2) Why do private credit returns look less volatile than public credit?
3) How big is private credit now?
4) Are banks still exposed if lending shifts to private credit funds?
5) What are regulators concerned about?
6) Does “senior secured” mean investors won’t lose money?
7) What should investors ask before allocating to private credit?
Frequently Asked Questions
Is private credit actually safer than bank lending?
“Safer” depends on what you mean. Private credit can be senior secured and tightly documented, which may improve recoveries. Yet private credit also involves illiquid loans and judgment-based valuations that can delay loss recognition. The underlying borrowers still face economic cycles, so default risk does not disappear.
Why do private credit returns look less volatile than public credit?
Private credit assets often lack continuous market prices. Funds typically report values based on models, comparables, and internal assumptions—often Level 3 fair value inputs. Without daily trading marks, reported net asset values tend to move more smoothly, even when borrower fundamentals deteriorate.
How big is private credit now?
Industry estimates place it in the trillions. The Alternative Credit Council (AIMA/ACC) said on Dec. 9, 2025 that global private credit reached $3.5 trillion AUM. It also reported $592.8 billion of capital deployed in 2024, up 78% from 2023—evidence of rapid expansion.

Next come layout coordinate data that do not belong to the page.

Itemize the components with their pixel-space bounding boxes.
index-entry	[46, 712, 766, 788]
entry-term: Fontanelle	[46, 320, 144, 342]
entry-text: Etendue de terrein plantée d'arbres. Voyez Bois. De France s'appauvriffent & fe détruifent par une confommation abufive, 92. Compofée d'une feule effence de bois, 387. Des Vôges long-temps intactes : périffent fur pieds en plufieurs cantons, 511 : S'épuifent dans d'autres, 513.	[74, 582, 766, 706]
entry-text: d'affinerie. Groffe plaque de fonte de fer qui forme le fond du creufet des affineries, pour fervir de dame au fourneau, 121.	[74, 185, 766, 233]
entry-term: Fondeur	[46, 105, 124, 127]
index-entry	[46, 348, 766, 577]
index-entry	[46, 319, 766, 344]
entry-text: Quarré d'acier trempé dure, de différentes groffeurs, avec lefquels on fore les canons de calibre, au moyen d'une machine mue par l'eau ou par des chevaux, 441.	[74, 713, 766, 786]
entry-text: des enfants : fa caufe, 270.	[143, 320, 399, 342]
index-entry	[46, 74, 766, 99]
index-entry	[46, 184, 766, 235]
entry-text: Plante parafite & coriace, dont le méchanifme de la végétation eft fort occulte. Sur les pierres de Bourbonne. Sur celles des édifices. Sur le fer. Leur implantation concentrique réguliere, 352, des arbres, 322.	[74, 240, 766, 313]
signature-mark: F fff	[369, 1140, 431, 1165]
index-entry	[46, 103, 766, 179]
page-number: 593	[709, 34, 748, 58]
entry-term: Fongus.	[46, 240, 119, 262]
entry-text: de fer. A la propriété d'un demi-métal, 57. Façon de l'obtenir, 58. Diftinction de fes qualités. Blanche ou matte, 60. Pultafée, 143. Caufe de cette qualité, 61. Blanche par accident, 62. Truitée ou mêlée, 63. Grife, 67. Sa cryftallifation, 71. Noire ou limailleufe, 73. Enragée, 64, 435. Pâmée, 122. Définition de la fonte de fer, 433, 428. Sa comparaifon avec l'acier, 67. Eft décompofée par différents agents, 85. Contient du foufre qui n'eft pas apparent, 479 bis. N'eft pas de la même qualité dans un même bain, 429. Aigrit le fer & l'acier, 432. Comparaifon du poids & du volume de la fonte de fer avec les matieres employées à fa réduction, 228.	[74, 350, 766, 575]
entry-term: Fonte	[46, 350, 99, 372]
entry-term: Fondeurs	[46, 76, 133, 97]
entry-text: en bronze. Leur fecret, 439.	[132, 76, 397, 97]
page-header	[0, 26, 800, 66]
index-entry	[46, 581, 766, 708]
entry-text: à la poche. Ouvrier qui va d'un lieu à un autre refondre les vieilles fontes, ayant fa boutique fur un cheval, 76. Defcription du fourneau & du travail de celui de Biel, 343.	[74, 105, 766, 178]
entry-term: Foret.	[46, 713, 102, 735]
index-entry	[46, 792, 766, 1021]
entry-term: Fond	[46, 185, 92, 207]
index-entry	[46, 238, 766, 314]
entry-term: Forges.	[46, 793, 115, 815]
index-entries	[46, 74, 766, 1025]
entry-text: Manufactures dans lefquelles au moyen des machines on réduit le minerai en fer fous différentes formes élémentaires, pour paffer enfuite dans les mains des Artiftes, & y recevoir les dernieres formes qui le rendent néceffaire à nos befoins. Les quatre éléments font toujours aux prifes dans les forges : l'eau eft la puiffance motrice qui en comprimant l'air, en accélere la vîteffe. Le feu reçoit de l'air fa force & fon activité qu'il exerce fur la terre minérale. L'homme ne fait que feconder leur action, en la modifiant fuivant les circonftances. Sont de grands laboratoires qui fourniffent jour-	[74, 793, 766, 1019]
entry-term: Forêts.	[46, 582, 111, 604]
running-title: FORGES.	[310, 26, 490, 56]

Are banks still exposed if lending shifts to private credit funds?
Often, yes. The IMF has warned about linkages between banks and nonbanks, including private credit, via financing and counterparty channels. The Financial Times’ reporting on IMF analysis highlighted $4.5 trillion in bank exposure to hedge funds, private equity, and private credit—suggesting banks can still feel stress indirectly.
What are regulators concerned about?
Fed Governor Lisa Cook has called for more scrutiny, citing the sector’s rapid growth and integration into the system (Barron’s). In Europe, EIOPA highlighted valuation uncertainty and hidden leverage as vulnerabilities in a Dec. 2025 report. The common theme is opacity: risk may be harder to measure and monitor.
Does “senior secured” mean investors won’t lose money?
No. Senior secured status can improve recovery outcomes, but it does not prevent defaults or guarantee full recovery in a restructuring. Collateral values can fall, and legal processes can be complex. “Senior secured” is a risk mitigant, not a risk eraser.